Les producteurs de la filière hévéa sont loin d’être les plus heureux de la chaine agricole. Alors que leur production augmente, le bénéfice partagé régresse.

 

 

Estimée à 600 000 tonnes en 2020, la production 2018 d’hévéa a atteint en 2018 environ 800 000 t de caoutchouc sec, selon les chiffres officiels du ministère de l'Agriculture rendus publics le 22 octobre. Premier producteur africain de caoutchouc naturel et septième mondial, la Côte d’Ivoire enregistre chaque année une augmentation de sa production.  Cette tendance, si elle se confirme en 2019 et 2020, devrait permettre au pays d’atteindre dans les cinq prochaines années une production d’environ 2 millions de tonnes et consoliderait sa place dominante en Afrique.

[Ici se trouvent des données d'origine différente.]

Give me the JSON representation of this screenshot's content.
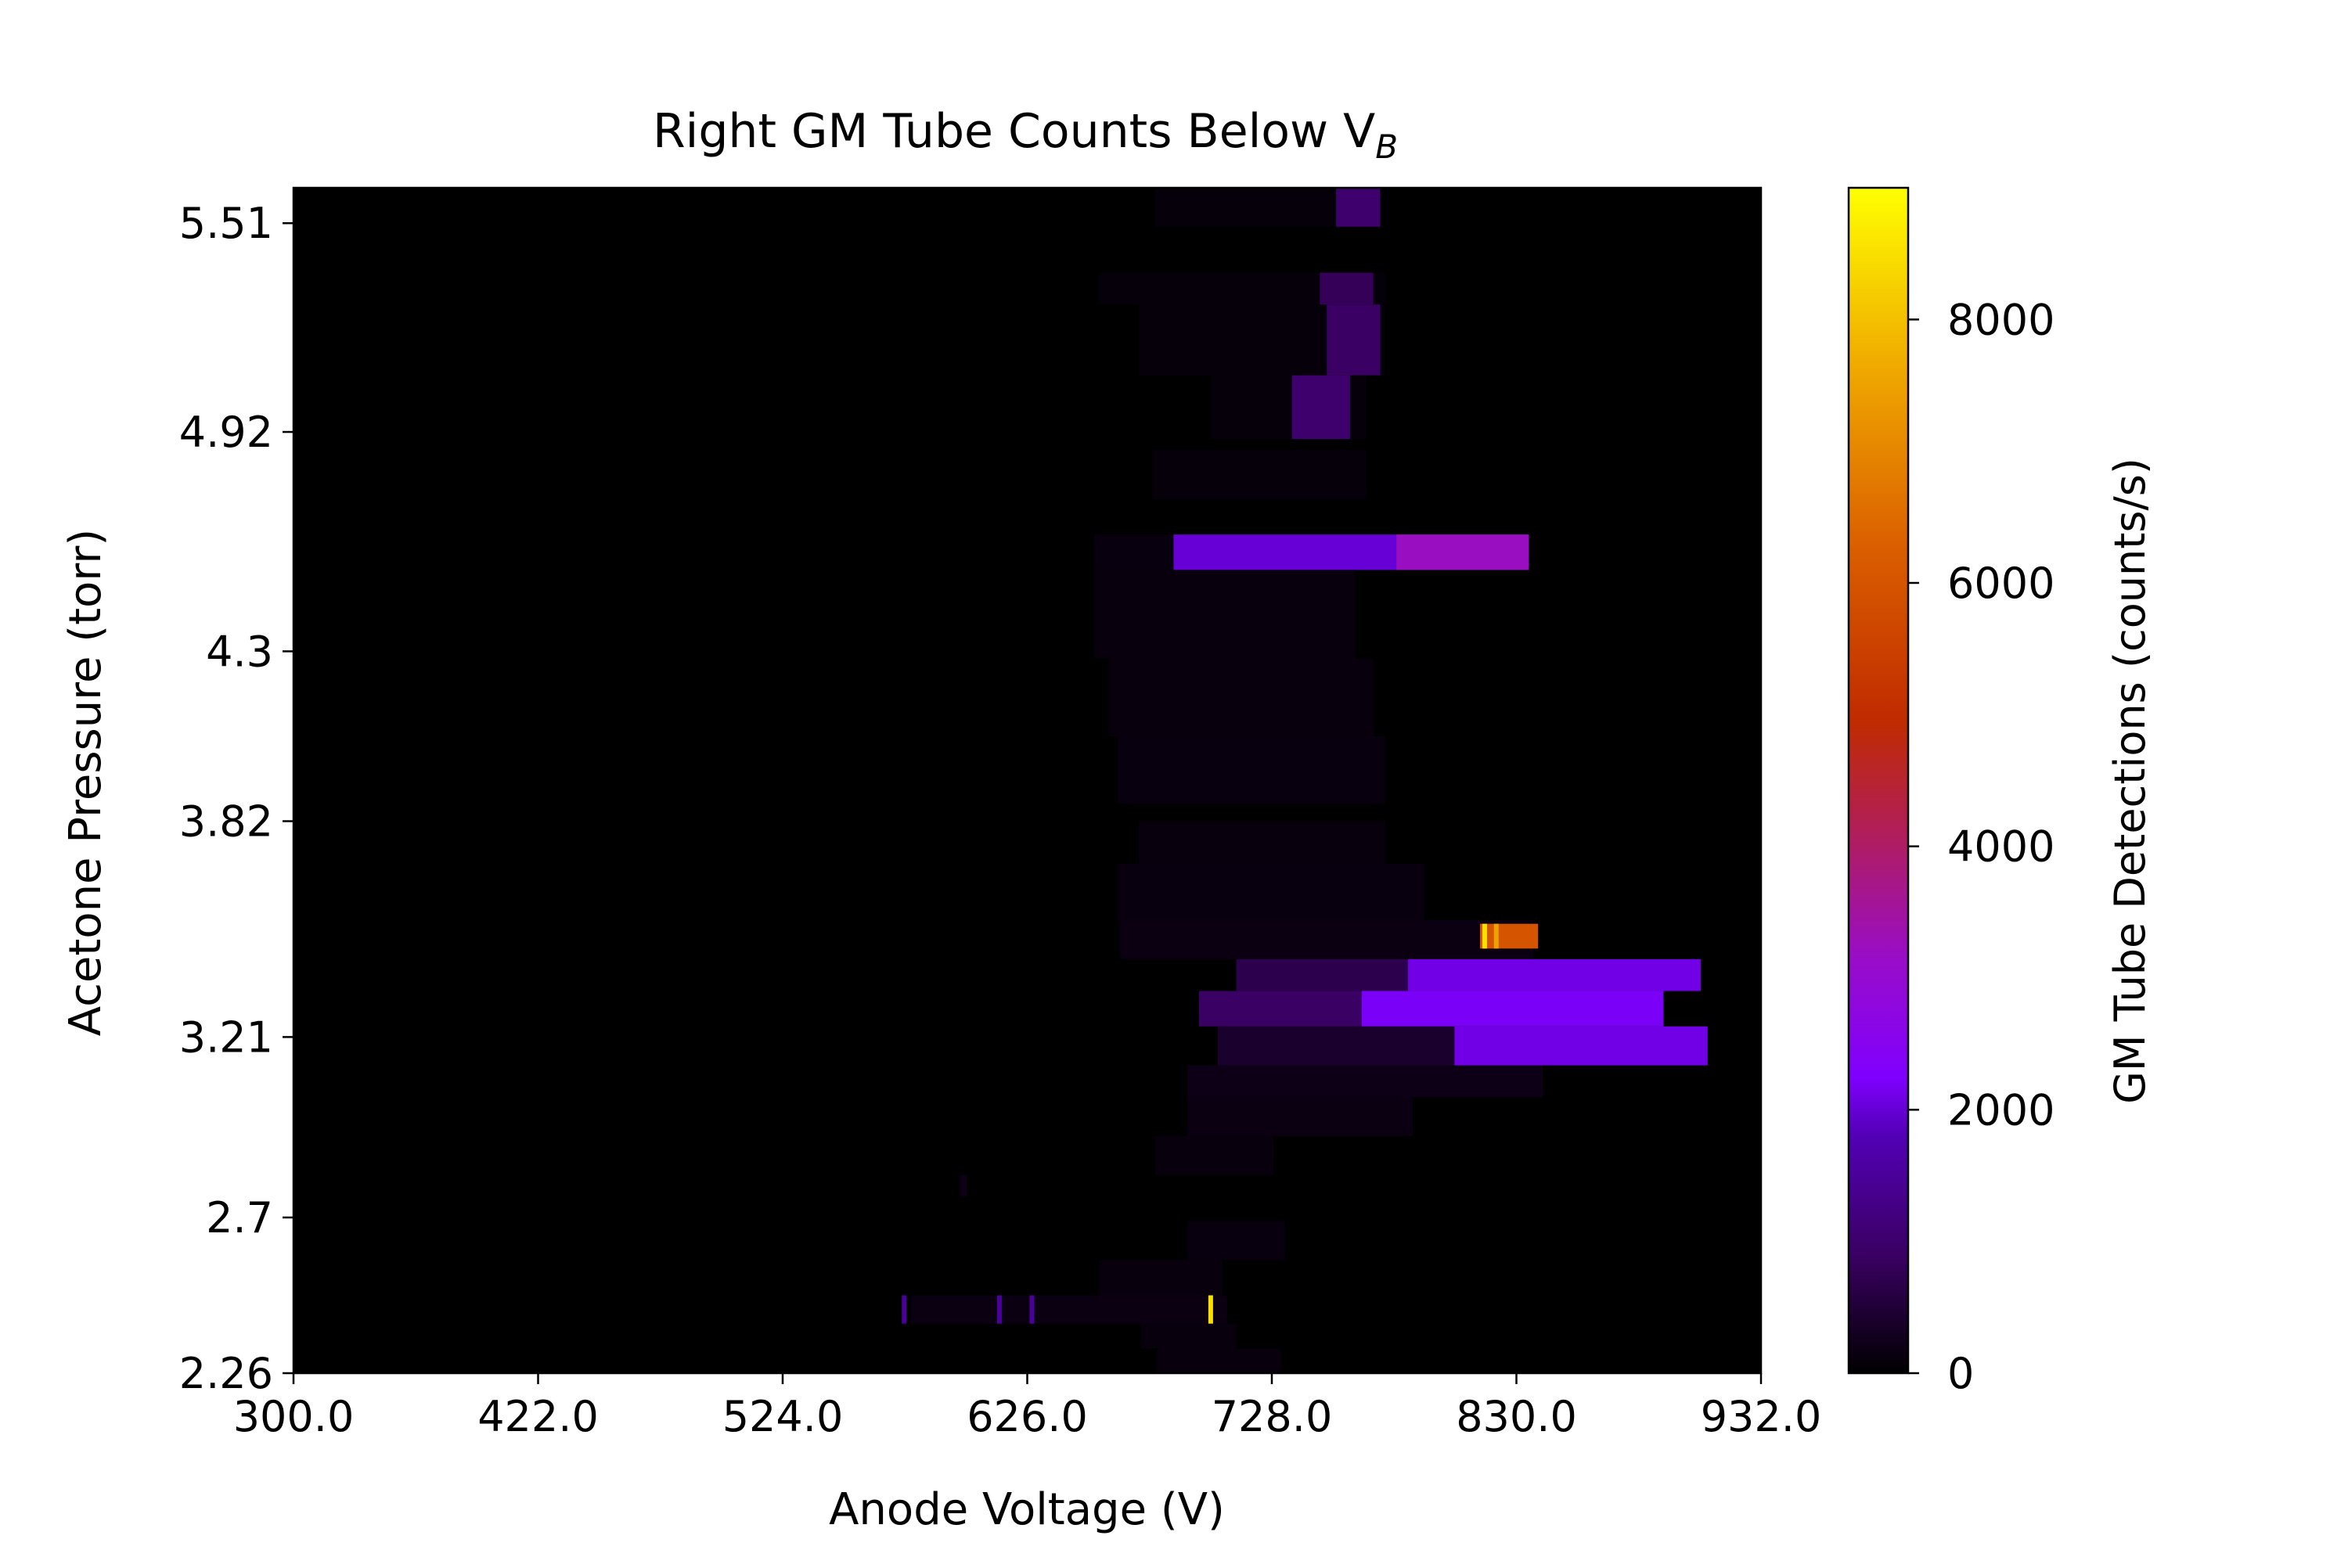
{
  "chart_data": {
    "type": "heatmap",
    "title": "Right GM Tube Counts Below V",
    "title_subscript": "B",
    "xlabel": "Anode Voltage (V)",
    "ylabel": "Acetone Pressure (torr)",
    "xlim": [
      300,
      932
    ],
    "ylim": [
      2.26,
      5.61
    ],
    "x_ticks": [
      "300.0",
      "422.0",
      "524.0",
      "626.0",
      "728.0",
      "830.0",
      "932.0"
    ],
    "y_ticks": [
      "2.26",
      "2.7",
      "3.21",
      "3.82",
      "4.3",
      "4.92",
      "5.51"
    ],
    "colormap": "gnuplot",
    "colorbar": {
      "label": "GM Tube Detections (counts/s)",
      "range": [
        0,
        9000
      ],
      "ticks": [
        "0",
        "2000",
        "4000",
        "6000",
        "8000"
      ]
    },
    "bands": [
      {
        "y": [
          5.5,
          5.61
        ],
        "x": [
          671,
          768
        ],
        "value": 100
      },
      {
        "y": [
          5.5,
          5.61
        ],
        "x": [
          749,
          768
        ],
        "value": 1000
      },
      {
        "y": [
          5.28,
          5.37
        ],
        "x": [
          647,
          770
        ],
        "value": 100
      },
      {
        "y": [
          5.28,
          5.37
        ],
        "x": [
          742,
          765
        ],
        "value": 800
      },
      {
        "y": [
          5.08,
          5.28
        ],
        "x": [
          664,
          770
        ],
        "value": 100
      },
      {
        "y": [
          5.08,
          5.28
        ],
        "x": [
          745,
          768
        ],
        "value": 900
      },
      {
        "y": [
          4.9,
          5.08
        ],
        "x": [
          695,
          762
        ],
        "value": 100
      },
      {
        "y": [
          4.9,
          5.08
        ],
        "x": [
          730,
          755
        ],
        "value": 1000
      },
      {
        "y": [
          4.73,
          4.87
        ],
        "x": [
          670,
          762
        ],
        "value": 100
      },
      {
        "y": [
          4.53,
          4.63
        ],
        "x": [
          645,
          679
        ],
        "value": 130
      },
      {
        "y": [
          4.53,
          4.63
        ],
        "x": [
          679,
          832
        ],
        "value": 2000
      },
      {
        "y": [
          4.53,
          4.63
        ],
        "x": [
          775,
          832
        ],
        "value": 3200
      },
      {
        "y": [
          4.28,
          4.53
        ],
        "x": [
          645,
          757
        ],
        "value": 120
      },
      {
        "y": [
          4.06,
          4.28
        ],
        "x": [
          651,
          765
        ],
        "value": 120
      },
      {
        "y": [
          3.87,
          4.06
        ],
        "x": [
          655,
          770
        ],
        "value": 130
      },
      {
        "y": [
          3.7,
          3.82
        ],
        "x": [
          664,
          770
        ],
        "value": 120
      },
      {
        "y": [
          3.54,
          3.7
        ],
        "x": [
          655,
          787
        ],
        "value": 140
      },
      {
        "y": [
          3.43,
          3.54
        ],
        "x": [
          656,
          834
        ],
        "value": 150
      },
      {
        "y": [
          3.46,
          3.53
        ],
        "x": [
          811,
          836
        ],
        "value": 6000
      },
      {
        "y": [
          3.34,
          3.43
        ],
        "x": [
          706,
          906
        ],
        "value": 700
      },
      {
        "y": [
          3.34,
          3.43
        ],
        "x": [
          780,
          906
        ],
        "value": 2100
      },
      {
        "y": [
          3.24,
          3.34
        ],
        "x": [
          690,
          890
        ],
        "value": 900
      },
      {
        "y": [
          3.24,
          3.34
        ],
        "x": [
          760,
          890
        ],
        "value": 2200
      },
      {
        "y": [
          3.13,
          3.24
        ],
        "x": [
          698,
          909
        ],
        "value": 400
      },
      {
        "y": [
          3.13,
          3.24
        ],
        "x": [
          800,
          909
        ],
        "value": 2100
      },
      {
        "y": [
          3.04,
          3.13
        ],
        "x": [
          685,
          838
        ],
        "value": 200
      },
      {
        "y": [
          2.93,
          3.04
        ],
        "x": [
          685,
          782
        ],
        "value": 160
      },
      {
        "y": [
          2.82,
          2.93
        ],
        "x": [
          671,
          722
        ],
        "value": 120
      },
      {
        "y": [
          2.76,
          2.82
        ],
        "x": [
          587,
          590
        ],
        "value": 200
      },
      {
        "y": [
          2.58,
          2.69
        ],
        "x": [
          685,
          727
        ],
        "value": 130
      },
      {
        "y": [
          2.48,
          2.58
        ],
        "x": [
          647,
          700
        ],
        "value": 120
      },
      {
        "y": [
          2.4,
          2.48
        ],
        "x": [
          566,
          702
        ],
        "value": 150
      },
      {
        "y": [
          2.33,
          2.4
        ],
        "x": [
          665,
          706
        ],
        "value": 120
      },
      {
        "y": [
          2.26,
          2.33
        ],
        "x": [
          672,
          725
        ],
        "value": 120
      }
    ],
    "spikes": [
      {
        "y": [
          2.4,
          2.48
        ],
        "x": 695,
        "value": 8500
      },
      {
        "y": [
          2.4,
          2.48
        ],
        "x": 563,
        "value": 1500
      },
      {
        "y": [
          2.4,
          2.48
        ],
        "x": 604,
        "value": 1500
      },
      {
        "y": [
          2.4,
          2.48
        ],
        "x": 618,
        "value": 1500
      },
      {
        "y": [
          3.46,
          3.53
        ],
        "x": 813,
        "value": 8500
      },
      {
        "y": [
          3.46,
          3.53
        ],
        "x": 818,
        "value": 7500
      }
    ]
  }
}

Difficultés Les chiffres présentés la classe politique ne font pas pour autant la fierté des producteurs. Le chiffre d'affaires de la filière a certes progressé ces dernières années, selon le Président de l’Association des professionnels du caoutchouc naturel de Côte d'Ivoire (APROMAC), Eugène Krémien,  passant de 120 milliards de francs CFA en 2008 à 495 milliards en 2017, dont 100 milliards pour rémunérer les 900 000 agriculteurs contre 40 il y a dix ans. Les chiffres montrent par ailleurs que les producteurs percevaient environ un tiers du chiffre d'affaires de la filière il y a dix ans contre seulement un cinquième aujourd’hui, leur nombre ayant connu des hausses.  Et la situation ne devrait guère s'améliorer. Les cours internationaux du caoutchouc sont actuellement au plus bas et le prix d'achat moyen net au planteur est de 434 francs CFA le kilo de caoutchouc sec, selon l'Apromac. Une réalité qui pousse le ministre de l’Agriculture, Mamadou Sangafowa Coulibaly, à appeler à la diversification des débouchés du caoutchouc, aujourd'hui trop dépendant de la seule industrie des pneumatiques. « Nous pensons à la poursuite des perspectives d’usage des produits de l’hévéa dans la construction des routes et ponts et dans la stabilisation des bâtiments pour résister aux vibrations et aux secousses sismiques », assure-t-il. Courant 2018, certains producteurs avaient organisé des grèves pour dénoncer les bas prix appliqués, qui ne leur permettaient pas d’assurer certaines charges liées à la production. Selon plusieurs acteurs de la filière, le développement de l’hévéaculture se fait de plus en plus dans les zones dites marginales, peu propices aux productions agricoles, comme le souligne le Fonds interprofessionnel pour la recherche et le conseil agricoles (FIRCA).